Ces élus étaient des spectateurs professionnels, programmateurs, journalistes, artistes amis. A distance, grâce à leurs casques, ils se fondaient dans l’élégie d’une grande famille tourmentée. Une femme à la splendeur passée revient dans les jardins de sa jeunesse. Elle y retrouve son frère, ses enfants, l’ombre surtout d’un fils noyé. Alexandre Doublet récrit dans une encre incandescente La Cerisaie, cet adieu à une époque.

Son Retour à la cerisaie, Alexandre Doublet ne l’avait pas imaginé ainsi. Au départ, il était programmé à la Comédie, avant Vidy et le Théâtre des Halles de Sierre. Quand il a su qu’il ne pourrait pas jouer devant un public lambda, il a imaginé une extension radiophonique. Chaque soir, après la représentation, artistes et intellectuels de haut vol – le professeur de littérature, spécialiste des fantômes Daniel Sangsue notamment – prolongeaient ce vol de nuit. L’émission animée par la journaliste Isabelle Cornaz était diffusée sur les sites de la Comédie, de Vidy et des Halles de Sierre.
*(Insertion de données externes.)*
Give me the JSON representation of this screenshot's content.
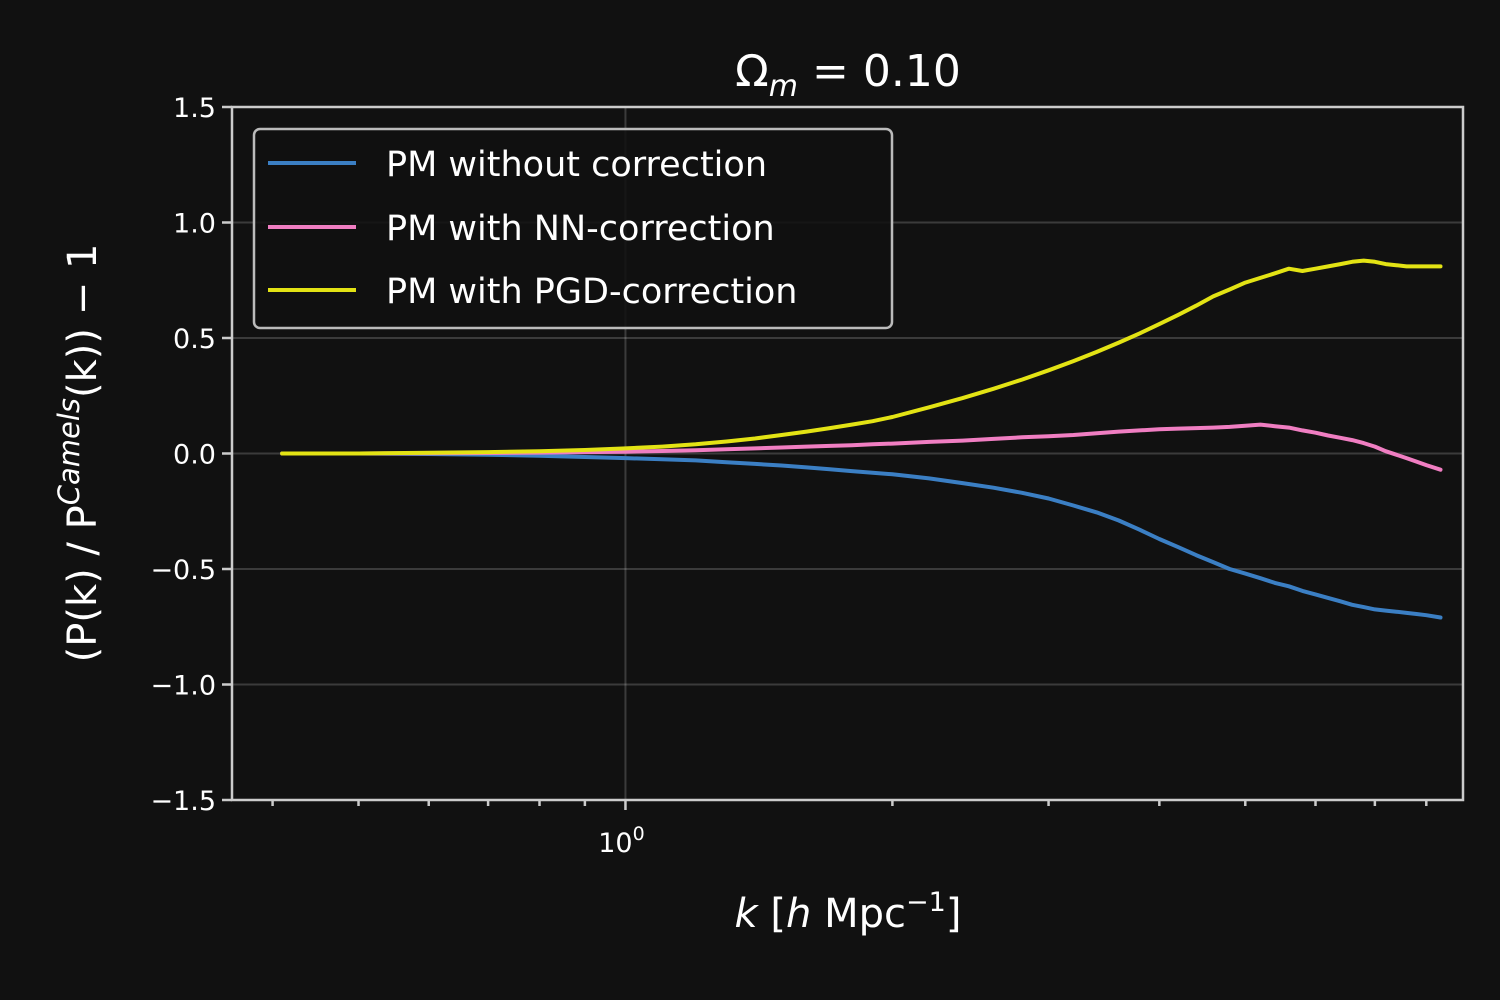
{
  "chart_data": {
    "type": "line",
    "title_main": "Ω",
    "title_sub": "m",
    "title_rest": " = 0.10",
    "xlabel_k": "k",
    "xlabel_open": " [",
    "xlabel_h": "h",
    "xlabel_mpc": " Mpc",
    "xlabel_exp": "−1",
    "xlabel_close": "]",
    "ylabel_a": "(P(k) / P",
    "ylabel_sup": "Camels",
    "ylabel_b": "(k)) − 1",
    "xscale": "log",
    "xlim": [
      0.36,
      8.8
    ],
    "ylim": [
      -1.5,
      1.5
    ],
    "x_major_tick_label": "10",
    "x_major_tick_exp": "0",
    "y_ticks": [
      "−1.5",
      "−1.0",
      "−0.5",
      "0.0",
      "0.5",
      "1.0",
      "1.5"
    ],
    "y_tick_values": [
      -1.5,
      -1.0,
      -0.5,
      0.0,
      0.5,
      1.0,
      1.5
    ],
    "grid": true,
    "legend_position": "upper-left",
    "x": [
      0.41,
      0.5,
      0.6,
      0.7,
      0.8,
      0.9,
      1.0,
      1.1,
      1.2,
      1.3,
      1.4,
      1.5,
      1.6,
      1.7,
      1.8,
      1.9,
      2.0,
      2.2,
      2.4,
      2.6,
      2.8,
      3.0,
      3.2,
      3.4,
      3.6,
      3.8,
      4.0,
      4.2,
      4.4,
      4.6,
      4.8,
      5.0,
      5.2,
      5.4,
      5.6,
      5.8,
      6.0,
      6.2,
      6.4,
      6.6,
      6.8,
      7.0,
      7.2,
      7.4,
      7.6,
      7.8,
      8.0,
      8.3
    ],
    "series": [
      {
        "name": "PM without correction",
        "color": "#3b7fc4",
        "values": [
          0.0,
          0.0,
          -0.002,
          -0.005,
          -0.01,
          -0.015,
          -0.02,
          -0.025,
          -0.03,
          -0.038,
          -0.045,
          -0.052,
          -0.06,
          -0.068,
          -0.076,
          -0.083,
          -0.09,
          -0.108,
          -0.128,
          -0.148,
          -0.17,
          -0.195,
          -0.225,
          -0.255,
          -0.29,
          -0.33,
          -0.37,
          -0.405,
          -0.44,
          -0.47,
          -0.5,
          -0.52,
          -0.54,
          -0.56,
          -0.575,
          -0.595,
          -0.61,
          -0.625,
          -0.64,
          -0.655,
          -0.665,
          -0.675,
          -0.68,
          -0.685,
          -0.69,
          -0.695,
          -0.7,
          -0.71
        ]
      },
      {
        "name": "PM with NN-correction",
        "color": "#f07ec2",
        "values": [
          0.0,
          0.0,
          0.001,
          0.002,
          0.004,
          0.006,
          0.008,
          0.011,
          0.014,
          0.018,
          0.022,
          0.026,
          0.03,
          0.033,
          0.036,
          0.04,
          0.043,
          0.05,
          0.056,
          0.063,
          0.07,
          0.075,
          0.08,
          0.088,
          0.095,
          0.1,
          0.105,
          0.108,
          0.11,
          0.112,
          0.115,
          0.12,
          0.125,
          0.118,
          0.112,
          0.1,
          0.09,
          0.078,
          0.068,
          0.058,
          0.045,
          0.03,
          0.01,
          -0.005,
          -0.02,
          -0.035,
          -0.05,
          -0.07
        ]
      },
      {
        "name": "PM with PGD-correction",
        "color": "#e3e314",
        "values": [
          0.0,
          0.0,
          0.003,
          0.006,
          0.01,
          0.015,
          0.022,
          0.03,
          0.04,
          0.052,
          0.065,
          0.08,
          0.095,
          0.11,
          0.125,
          0.14,
          0.158,
          0.2,
          0.24,
          0.28,
          0.32,
          0.36,
          0.4,
          0.44,
          0.48,
          0.52,
          0.56,
          0.6,
          0.64,
          0.68,
          0.71,
          0.74,
          0.76,
          0.78,
          0.8,
          0.79,
          0.8,
          0.81,
          0.82,
          0.83,
          0.835,
          0.83,
          0.82,
          0.815,
          0.81,
          0.81,
          0.81,
          0.81
        ]
      }
    ]
  }
}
«Jouer devant si peu de monde peut paraître absurde, mais pour nous c’était essentiel, raconte Alexandre Doublet. Il y a un tel sevrage depuis un an, que cela devient miraculeux. Quant au recours à la radio, il nous a permis de recréer ce lien qui manquait. C’était notre façon de dire que la servante, cette petite lampe qui éclaire les coulisses quand les acteurs sont partis, restait allumée.»

Fureur de vivre

Même satisfaction, l’autre soir à Genève, à la Salle des Eaux-Vives, bastion de l’Association pour la danse contemporaine. Sur le gradin, dix spectateurs masqués. Sur scène, huit interprètes en training se jaugeaient dans un silence clinique. Deux groupes de quatre se reniflaient, assis comme à l’hôpital, la mine neurasthénique. Mais voici qu’un gong sonne: une femme et un homme s’empoignent. Trois minutes de coups fourrés, de parades, de strangulations déjouées.

Sous le choc de ces jours sans feu, Laurence Yadi et Nicolas Cantillon ne pouvaient concevoir autre chose qu’une pièce de combat. Ce couple d’artistes franco-suisse a nommé sa rixe Ever. Une suite de corps-à-corps donc, en duo, puis en mêlée, comme pour libérer des forces souterraines, celles que la prohibition du contact physique refoule.

«Pour nous, chaque soir était sold out, confie Laurence Yadi. Quel que soit le nombre de têtes dans la salle, on s’engage à corps perdu.» Fureur de vivre? A l’évidence. «Après toutes ces semaines tellement intenses de travail, je ressens le vide, avoue cette danseuse solaire. Le métier me manque.»

Alexandre Doublet, lui, voudrait ressusciter son Retour à la cerisaie prochainement à Vidy et à Sierre, puis le transbahuter dans les villages, au milieu des champs et des stades de campagne. En ces temps de claustration, les enfants des tréteaux aspirent à abattre les murs. C’est ce qu’Alexandre Doublet appelle un «vaccin culturel».


Le Poche, un modèle en chiffres

6 C’est le nombre de comédiens qui forment cette saison le collectif du Poche à Genève, seul théâtre romand disposant d’un ensemble.

8 Le 8 mars, le Poche pourra présenter les huit spectacles de sa saison.

6000 C’est le salaire mensuel brut moyen des acteurs du Poche.

180 Depuis le premier confinement, c’est le nombre de jours de fermeture au public des théâtres, selon un décompte de Mathieu Bertholet.